食事量が減るだけでなく筋肉まで落ちるため、本人の努力では改善しにくいのが特徴です。
少量でも高カロリーの食品を取り入れたり、食べられる時間帯を工夫したりすることで負担を軽くできますが、無理に食べさせるのは逆効果です。
体力の低下や脱水が進む前に、がん診療科や緩和ケア科に相談することが重要です。意識の低下や極端な水分不足がある場合は早急な受診が必要です。
激しい倦怠感
末期の肺がんでは、がんの進行や炎症反応、貧血、栄養障害、薬の副作用が重なり、休んでも回復しない強い倦怠感が現れます。
横になっていても体が重く、動作や思考に大きな支障が出るのが特徴です。環境を整えて無理のない動線にする、こまめに休憩を挟むなどの日常的な工夫で負担は軽くできます。また、貧血の治療や薬の調整で症状が改善することもあります。
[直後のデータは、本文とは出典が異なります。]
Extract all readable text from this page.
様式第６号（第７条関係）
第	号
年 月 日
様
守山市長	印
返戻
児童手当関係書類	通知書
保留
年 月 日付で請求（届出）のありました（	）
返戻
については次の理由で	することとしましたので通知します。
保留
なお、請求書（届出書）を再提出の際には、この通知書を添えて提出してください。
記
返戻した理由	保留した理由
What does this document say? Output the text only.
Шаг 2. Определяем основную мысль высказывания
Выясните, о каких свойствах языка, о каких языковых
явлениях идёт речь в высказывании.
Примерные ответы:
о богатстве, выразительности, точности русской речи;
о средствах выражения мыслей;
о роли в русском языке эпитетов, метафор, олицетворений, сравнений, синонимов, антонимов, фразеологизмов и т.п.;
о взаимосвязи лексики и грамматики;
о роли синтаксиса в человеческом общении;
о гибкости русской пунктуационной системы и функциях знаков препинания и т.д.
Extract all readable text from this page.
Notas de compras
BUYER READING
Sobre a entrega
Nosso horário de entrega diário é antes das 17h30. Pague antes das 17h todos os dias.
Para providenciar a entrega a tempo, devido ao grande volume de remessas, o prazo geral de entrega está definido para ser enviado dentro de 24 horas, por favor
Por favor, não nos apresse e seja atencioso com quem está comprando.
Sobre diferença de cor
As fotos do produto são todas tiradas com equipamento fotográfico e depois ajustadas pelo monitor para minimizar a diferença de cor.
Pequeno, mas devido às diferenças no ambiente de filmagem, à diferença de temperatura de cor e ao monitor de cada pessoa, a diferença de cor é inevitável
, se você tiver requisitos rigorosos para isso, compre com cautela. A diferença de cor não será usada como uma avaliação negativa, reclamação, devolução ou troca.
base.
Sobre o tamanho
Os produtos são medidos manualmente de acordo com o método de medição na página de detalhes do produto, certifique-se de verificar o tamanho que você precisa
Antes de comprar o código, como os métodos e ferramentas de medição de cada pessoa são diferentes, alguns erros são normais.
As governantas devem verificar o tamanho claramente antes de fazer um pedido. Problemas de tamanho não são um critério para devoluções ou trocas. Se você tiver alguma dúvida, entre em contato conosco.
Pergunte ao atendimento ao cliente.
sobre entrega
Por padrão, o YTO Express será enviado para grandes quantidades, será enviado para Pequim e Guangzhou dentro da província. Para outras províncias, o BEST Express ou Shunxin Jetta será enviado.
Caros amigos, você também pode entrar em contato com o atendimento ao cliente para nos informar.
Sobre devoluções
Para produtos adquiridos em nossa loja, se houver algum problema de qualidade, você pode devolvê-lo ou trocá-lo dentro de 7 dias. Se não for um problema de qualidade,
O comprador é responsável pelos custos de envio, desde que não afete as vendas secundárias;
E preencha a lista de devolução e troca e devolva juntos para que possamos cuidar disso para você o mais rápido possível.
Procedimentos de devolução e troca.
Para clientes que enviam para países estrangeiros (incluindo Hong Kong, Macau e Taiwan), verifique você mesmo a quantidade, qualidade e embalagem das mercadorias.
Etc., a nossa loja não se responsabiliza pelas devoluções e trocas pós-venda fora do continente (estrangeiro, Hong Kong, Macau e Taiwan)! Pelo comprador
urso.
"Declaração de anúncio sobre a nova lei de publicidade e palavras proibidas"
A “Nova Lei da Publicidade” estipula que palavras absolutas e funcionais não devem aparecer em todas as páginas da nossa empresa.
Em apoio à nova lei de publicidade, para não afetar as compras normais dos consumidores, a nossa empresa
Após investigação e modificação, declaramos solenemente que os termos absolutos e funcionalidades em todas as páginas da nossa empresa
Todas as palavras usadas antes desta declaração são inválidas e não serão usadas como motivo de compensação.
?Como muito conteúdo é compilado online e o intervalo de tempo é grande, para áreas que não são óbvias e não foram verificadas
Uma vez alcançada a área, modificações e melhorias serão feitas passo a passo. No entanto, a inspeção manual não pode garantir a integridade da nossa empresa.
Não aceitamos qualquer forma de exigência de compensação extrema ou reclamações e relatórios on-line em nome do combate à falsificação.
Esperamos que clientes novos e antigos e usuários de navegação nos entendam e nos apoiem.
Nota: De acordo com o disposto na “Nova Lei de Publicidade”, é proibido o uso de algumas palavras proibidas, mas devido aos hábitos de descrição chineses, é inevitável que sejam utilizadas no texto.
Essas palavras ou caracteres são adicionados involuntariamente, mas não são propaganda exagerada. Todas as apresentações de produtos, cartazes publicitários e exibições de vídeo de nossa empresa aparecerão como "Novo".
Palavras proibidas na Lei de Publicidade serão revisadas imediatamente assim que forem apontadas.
日常生活に支障が出るほど続く場合は、がん診療科や緩和ケア科で相談する必要があります。さらに、呼吸困難や意識障害を伴う場合は早めの受診が必要となります。
身体の痛み
身体の痛みは、肺がん末期に非常によくみられる症状で、骨転移や胸膜への浸潤、神経の圧迫などが原因となります。動くたびに痛みが増すことや、夜間に悪化して眠れなくなることもあります。しかし、適切な鎮痛薬を使用することで大きく和らぐケースもあります。そのため、痛みが強い場合は我慢する必要はなく、早めに薬物治療の調整を行うことで生活の質が保たれます。
症状が続くと食欲低下や不眠につながるため、がん診療科や緩和ケア科への相談が重要です。急激な痛みの増悪やしびれ、麻痺が出た場合は緊急の受診が必要となります。
「肺がんの1ヶ月の進行速度」についてよくある質問
ここまで肺がんの1ヶ月の進行速度などを紹介しました。ここでは「肺がんの1ヶ月の進行速度」についてよくある質問に、Medical DOC監修医がお答えします。
肺がんは一年でどれくらい進行しますか?
羽田 裕司 医師
肺がんが2倍の体積になるまでの時間の中央値は400日以下であったという報告もあります。しかし、肺がんが1年でどれくらい進行するのかは、肺がんのタイプやステージ、患者さんの状態によっても違いがあります。